Chapter 3
A WARNING.
When Wild Bill and Sam Chichester entered the saloon alluded to in our first chapter, they were hailed by several jovial-looking men, one of whom Wild Bill warmly responded to as California Joe, while he grasped the hand of another fine-looking young man whom he called Captain Jack.
"Come, Crawford," said he, addressing the last named, "let's wet up! I'm dry as an empty powder-horn!"
"No benzine for me, Bill," replied Crawford, or "Captain Jack." "I've not touched a drop of the poison in six months."
"What? Quit drinking, Jack? Is the world coming to an end?"
"I suppose it will sometime. But that has nothing to do with my drinking. I promised old Cale Durg to quit, and I've done it. And I never took a better trail in my life. I'm fresh as a daisy, strong as a full-grown elk, and happy as an antelope on a wide range."
"All right, Jack. But I must drink. Come, boys--all that will--come up and wet down at my expense."
California Joe and most of the others joined in the invitation, and Captain Jack took a cigar rather than "lift a shingle from the roof," as he said.
"Where are you bound, Bill?" asked Captain Jack, as Bill placed his empty glass on the counter, and turned around.
"To the Black Hills with your crowd--that is if I live to get there."
"Live! You haven't any thought of dying, have you? I never saw you look better."
"Then I'll make a healthy-looking corpse, Jack. For I tell you my time is nearly up; I've felt it in my bones this six months. I've seen ghosts in my dreams, and felt as if they were around me when I was awake. It's no use, Jack, when a chap's time comes he has got to go."
"Nonsense, Bill; don't think of anything like that. A long life and a merry one--that's my motto. We'll go out to the Black Hills, dig out our fortunes, and then get out of the wilderness to enjoy life."
"Boy, I've never known the happiness outside of the wilderness that I have in it. What you kill there is what was made for killing--the food we need. What one kills among civilization is only too apt to be of his own kind."
And Bill shuddered as if he thought of the many he had sent into untimely graves.

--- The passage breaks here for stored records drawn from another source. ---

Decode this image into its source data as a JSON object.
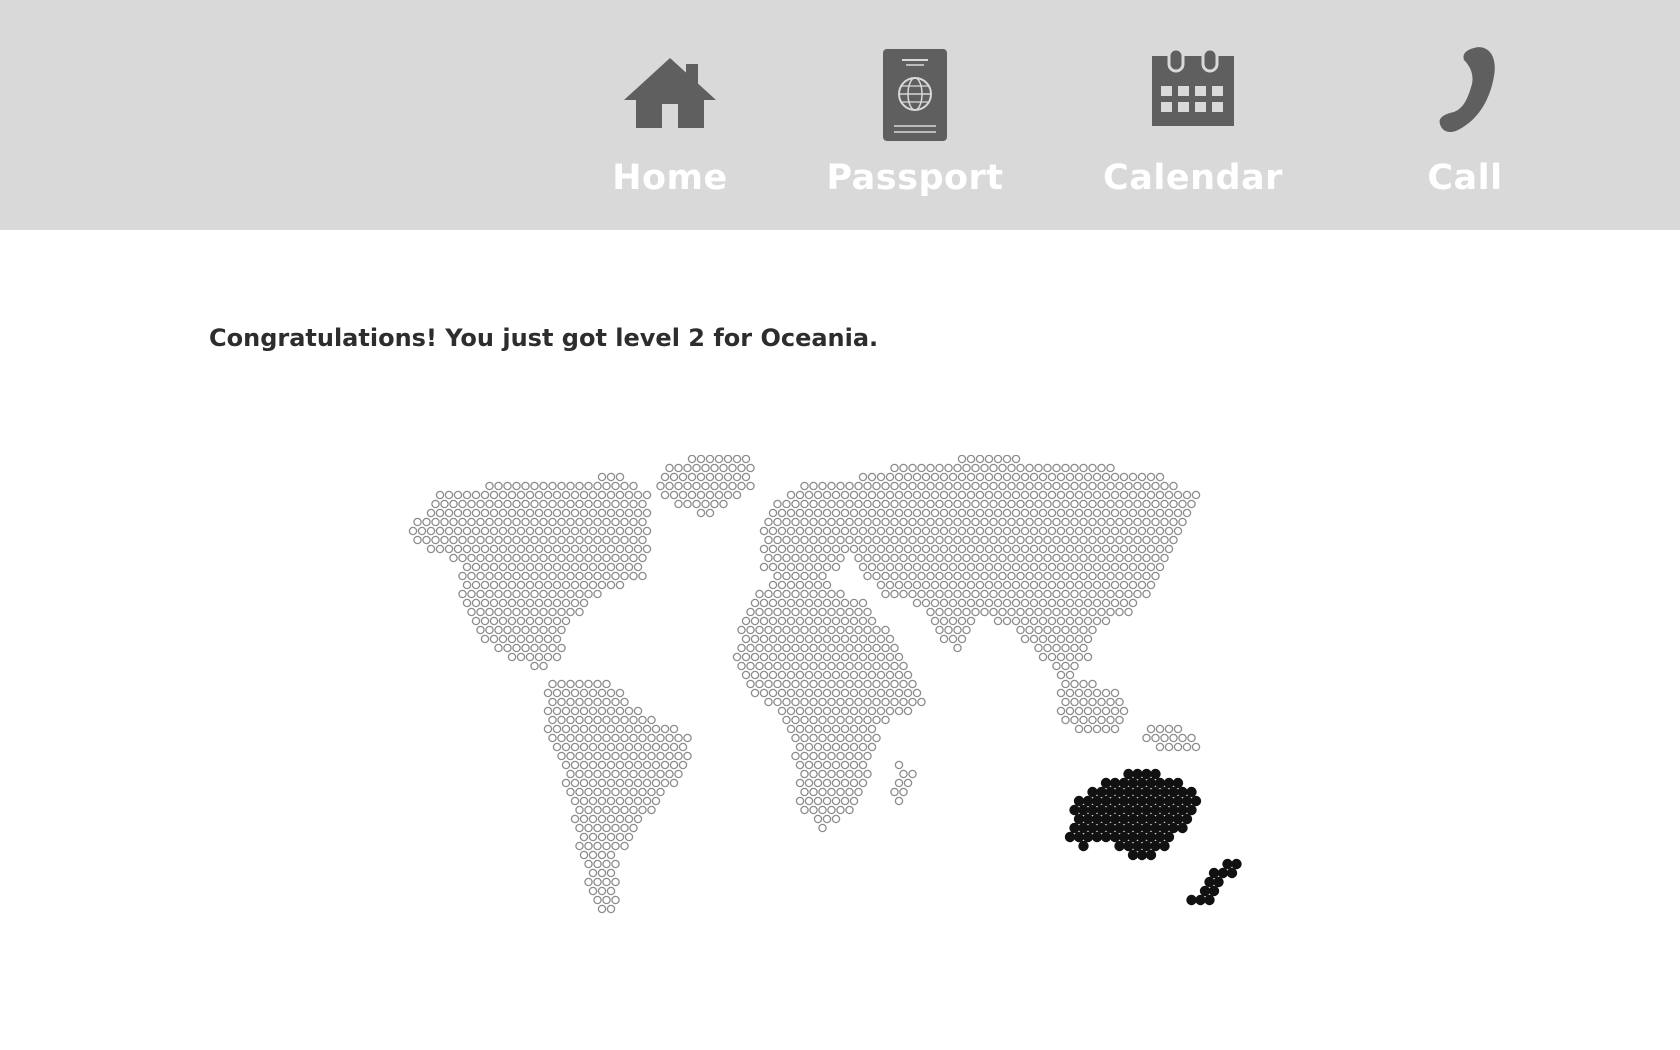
{
  "nav": {
    "items": [
      {
        "id": "home",
        "label": "Home",
        "icon": "house-icon"
      },
      {
        "id": "passport",
        "label": "Passport",
        "icon": "passport-icon"
      },
      {
        "id": "calendar",
        "label": "Calendar",
        "icon": "calendar-icon"
      },
      {
        "id": "call",
        "label": "Call",
        "icon": "phone-icon"
      }
    ]
  },
  "main": {
    "message": "Congratulations! You just got level 2 for Oceania."
  },
  "map": {
    "highlighted_region": "Oceania"
  },
  "colors": {
    "topbar": "#d9d9d9",
    "icon": "#5f5f5f",
    "nav_label": "#ffffff",
    "message": "#2d2d2d",
    "dot_outline": "#8c8c8c",
    "dot_highlight": "#111111"
  }
}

"Stuff, Bill! You're half crazed by your dramatic trip. You've acted so much, that reality comes strange. Let's go out to camp and have a talk about what is ahead of us."
"Not till I buy a horse, Jack. I want a good horse under me once more; I've ridden on cars and steamboats till my legs ache for a change."
"There's a sale's stable close by. Let's go and see what stock is there," said Sam Chichester.
"Agreed!" cried all hands, and soon Bill and his friends were at the stable, looking at some dozen or more horses which were for sale.
"There's the beauty I want," said Wild Bill, pointing to a black horse, full sixteen hands high, and evidently a thoroughbred. "Name your price, and he is my meat!"
"That horse isn't for sale now. He was spoken for an hour ago, or maybe less by a cash customer of mine--a red-haired chap from Texas."
_"Red-haired_ chap from Texas!" muttered Bill, "Red-haired cusses from Texas are always crossin' my trail. That chap from Abilene was a Texas cattle-man, with hair as red as fire. Where is your cash customer, Mr. Liveryman?"
"Gone out riding somewhere," replied the stable-keeper.
"When he comes back, tell him Wild Bill wants that horse, and I reckon he'll let Wild Bill buy him, if he knows when he is well off! I wouldn't give two cusses and an amen for all the rest of the horses in your stable; I want _him!_"
"I'll tell Jack," said the stableman; "but I don't think it will make much odds with him. He has as good as bought the horse, for he offered me the money on my price, but I couldn't change his five hundred-dollar treasury note. It'll take more than a name to scare him. He always goes fully armed."
"You tell him what I said, and that I'm a-coming here at sunset for that horse," said Bill, and he strode away, followed by his crowd.
An hour later the auburn-haired man from Texas reined in his own horse, a fiery mustang from his own native plains, in front of the stable.
Though the horse was all afoam with sweat, showing that it had been ridden far and fast; it did not pant or show a sign of weariness. It was of a stock which will run from rise of sun to its going down, and yet plunge forward in the chill of the coming night.
"You want the Black Hawk horse you spoke for this morning, don't you?" asked the stableman, as Jack dismounted.
"Of course I do. I've got the change; there is his price. Three hundred dollars you said?"
"Yes; but there's been a chap here looking at that horse who told me to tell you his name, and that he intended to take that horse. I told him a man had bought it, but he said: 'Tell him Wild Bill wants it, and that Wild Bill will come at sunset to take it.'"
"He will?"
It was hissed rather than spoken, while the young Texan's face grew white as snow, his blue eyes darkening till they seemed almost black.
"He will! Let him try it! A sudden death is too good for the blood-stained wretch! But if he will force it on, why let it come. The horse is bought: let him come at sunset if he dares!"
And the young man handed the stable-keeper three one hundred-dollar greenback notes.